The Fed’s announcement kept the federal funds rate steady at a range of 2.25% to 2.50%, with 9-1 Federal Open Market Committee voting to keep rates unchanged.
Immediately after the statement was released gold saw a jump and August Comex gold futures were last at $1,357.30, up 0.52% on the day.
“Consistent with its statutory mandate, the Committee seeks to foster maximum employment and price stability. In support of these goals, the Committee decided to maintain the target range for the federal funds rate at 2-1/4 to 2-1/2 percent. The Committee continues to view sustained expansion of economic activity, strong labor market conditions, and inflation near the Committee’s symmetric 2 percent objective as the most likely outcomes, but uncertainties about this outlook have increased,” the Fed’s statement said.
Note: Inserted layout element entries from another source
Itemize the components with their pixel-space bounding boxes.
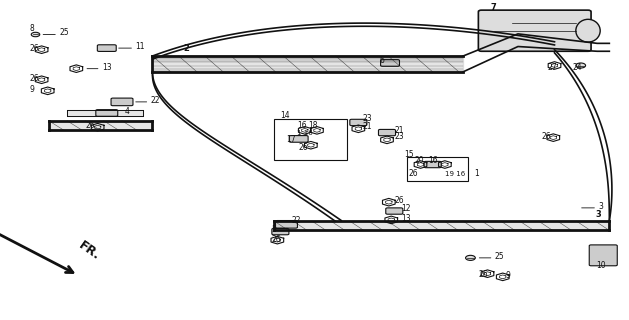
- FancyBboxPatch shape: [381, 60, 399, 66]
- Text: 22: 22: [291, 216, 301, 225]
- Text: 12: 12: [401, 204, 411, 213]
- Text: 26: 26: [541, 132, 551, 140]
- Text: 13: 13: [103, 63, 112, 72]
- FancyBboxPatch shape: [276, 220, 298, 228]
- Text: 23: 23: [363, 114, 372, 123]
- Text: 23: 23: [394, 132, 404, 141]
- FancyBboxPatch shape: [272, 228, 289, 235]
- Text: 26: 26: [86, 121, 95, 130]
- Text: 27: 27: [547, 63, 557, 72]
- Text: 3: 3: [596, 210, 602, 220]
- Text: 21: 21: [394, 125, 404, 135]
- Text: 9: 9: [506, 271, 511, 280]
- Text: 8: 8: [30, 24, 34, 33]
- Text: 26: 26: [479, 270, 488, 279]
- FancyBboxPatch shape: [111, 98, 133, 106]
- Text: 5: 5: [271, 225, 276, 234]
- Circle shape: [576, 63, 586, 68]
- Text: 19 16: 19 16: [445, 171, 465, 177]
- Text: 9: 9: [30, 85, 35, 94]
- Text: 26: 26: [394, 196, 404, 205]
- FancyBboxPatch shape: [379, 129, 396, 136]
- FancyBboxPatch shape: [289, 136, 308, 142]
- FancyBboxPatch shape: [424, 161, 441, 168]
- Text: 10: 10: [596, 261, 606, 270]
- FancyBboxPatch shape: [479, 10, 591, 51]
- Text: 26: 26: [408, 169, 418, 178]
- Text: 17: 17: [286, 135, 296, 144]
- Text: 1 16: 1 16: [298, 130, 313, 136]
- Text: 18: 18: [308, 122, 317, 131]
- Text: 7: 7: [491, 3, 496, 12]
- FancyBboxPatch shape: [96, 110, 118, 116]
- Text: 25: 25: [495, 252, 504, 261]
- Text: 20: 20: [415, 156, 424, 164]
- Text: 24: 24: [573, 63, 582, 72]
- Text: 16: 16: [298, 122, 307, 131]
- Text: 25: 25: [60, 28, 69, 37]
- Text: 22: 22: [150, 96, 160, 105]
- Text: 1: 1: [474, 169, 479, 178]
- Ellipse shape: [576, 19, 600, 42]
- Text: 26: 26: [271, 235, 281, 244]
- Text: 26: 26: [30, 74, 39, 83]
- Text: 26: 26: [299, 143, 308, 152]
- Circle shape: [465, 255, 476, 260]
- Text: 16: 16: [428, 156, 437, 164]
- FancyBboxPatch shape: [97, 45, 116, 52]
- Text: 4: 4: [125, 107, 130, 116]
- Text: 14: 14: [281, 111, 290, 120]
- FancyBboxPatch shape: [350, 119, 367, 126]
- Text: 26: 26: [30, 44, 39, 52]
- Circle shape: [31, 32, 40, 37]
- Text: 2: 2: [183, 44, 189, 53]
- FancyBboxPatch shape: [386, 208, 403, 214]
- Text: 6: 6: [379, 56, 384, 65]
- Text: 11: 11: [135, 42, 145, 51]
- FancyBboxPatch shape: [589, 245, 617, 266]
- Text: FR.: FR.: [76, 239, 103, 263]
- Text: 13: 13: [401, 214, 411, 223]
- Text: 3: 3: [598, 202, 603, 211]
- Text: 21: 21: [363, 123, 372, 132]
- Text: 15: 15: [404, 150, 414, 159]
The key things in this decision were the “dot plot” projections, lower inflation expectations, GDP projections and the Fed removing the word “patient” from its arsenal when referring to future policy moves.
The fresh “dot plot” revealed no rate changes in 2019 and one 25-basis point cut in 2020.
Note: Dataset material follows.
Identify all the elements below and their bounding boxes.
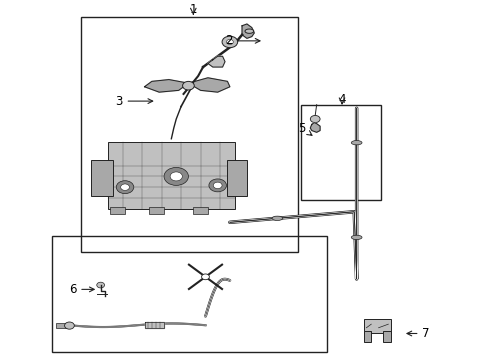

The “dot plot” projections represent anonymous and individual rate projections of Fed policymakers and are often treated by analysts as expectations of what to come. In the previous Fed’s dot plot projections released in March showed that no rate moves were expected for 2019.
The Fed slashed its inflation projections for this year from 1.8% to 1.5% while stating that its core gauge will also remain below the central bank’s target of 2%.
The Fed statement kept its median GDP projections for 2019 unchanged at 2.1% and revised its 2020 estimate up to 2%.